C’est un peu différent aux États-Unis : les élections ont lieu à date fixe et le remplaçant du président finit le mandat. Il y a donc un ordre de succession plus précis et plus strict, l’intérim pouvant atteindre quatre ans (John Tyler détient le record effectif avec 3 ans et 11 mois, suite à la mort de Harrisson après un mois tout juste d’exercice). C’est le vice-président, puis le « speaker » de la Chambre des représentants, puis le président du Sénat, puis les membres du Cabinet (secrétaires d’État et procureur général). En France, les réunions du président de la République, de celui du Sénat et de la totalité du gouvernement sont rares, pour ne pas dire inexistantes ; aux États-Unis, le président de la République, l’ensemble du Congrès et le Cabinet se réunissent très régulièrement, lors des discours sur l’état de l’Union (au moins un par an, même si la Constitution n’impose pas de périodicité précise). Pour faire bonne mesure, on y ajoute la totalité de la Cour suprême, ce qui est extrêmement pratique : il suffit alors de placer une bombe au bon endroit pour débarrasser l’État fédéral de la présidence, de son exécutif, du corps législatif et de l’autorité judiciaire ultime.
Mais…
Mais en fait, il restera toujours un président. Pour chaque discours sur l’état de l’Union, un survivant est désigné parmi les quinze membres du cabinet inscrits dans l’ordre de succession. En cas de décès de tous les autres, ce président serait alors chargé de gérer l’État fédéral, d’organiser les élections des représentants et des sénateurs, puis de former un gouvernement et de nommer les membres de la Cour suprême — forcément dans cet ordre, les chambres devant valider les ministres et les « justices ». Autant dire qu’en théorie, être survivant désigné est un honneur et une sacrée responsabilité : le bonhomme (ou la bonne femme) devra tout simplement assurer la survie des États-Unis dans les pires des conditions possibles.
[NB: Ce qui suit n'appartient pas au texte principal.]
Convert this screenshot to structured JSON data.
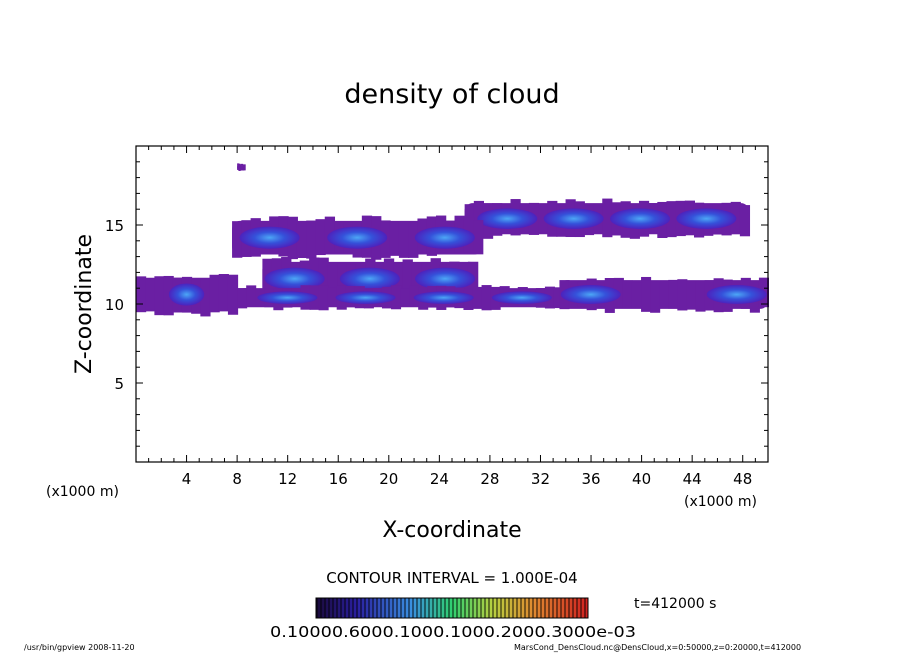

Cependant, comme la probabilité qu’un tel événement se produise sans qu’aucun successeur sur place ne survive est très limitée, la place de survivant désigné peut également être une punition, une façon pour le président de se débarrasser d’un membre du cabinet qu’il ne veut pas voir sur la photo de famille. Tom Kirkman, secrétaire au logement donc treizième dans l’ordre de succession, a récemment été promis à un placard d’ambassadeur au Canada ; aussi, lorsqu’on lui explique qu’il ne va pas assister au discours sur l’état de l’Union mais rester sagement dans une salle forte à distance raisonnable du Capitole, il le prend plutôt comme ça.
Voilà qu’un attentat parfaitement calibré détruit le Capitole et tous ses occupants. Kirkman passe donc d’obscur secrétaire d’État en disgrâce à président de la République…
L’avantage de Designated survivor, c’est qu’elle mélange naturellement des sujets très différents. On s’attend évidemment à une bonne dose de politique-fiction, et il y en a : il s’agit, après tout, de reconstruire un État fédéral, avec ce que ça suppose de coups de force (un État peut-il refuser de reconnaître l’autorité du nouveau président et menacer de sécession ?), de négociations (comment imposer sa présidence à des directeurs d’administrations et à des généraux qui ont le sentiment de bien mieux connaître leur taf qu’un secrétaire au logement ?) et de doutes (comment se convaincre qu’on est bien président, quand on se préparait à faire ses valises ?). Comme toute série moderne, il y a une dose de drame familial, parfois un peu capillotracté mais pas trop envahissant. Et bien entendu, il y a l’enquête sur l’attentat, menée parallèlement par les services secrets et par le FBI, qui révèle évidemment un complot assez large — on n’organise pas l’explosion d’un bâtiment aussi gardé que le Capitole sans complicités. Ça permet de ratisser relativement large et, également, de limiter un peu le sentiment de monotonie qui peut parfois surgir lorsqu’une saison dure quinze heures : ici, les sujets sont suffisamment variés pour tenir le rythme sans forcer ses effets.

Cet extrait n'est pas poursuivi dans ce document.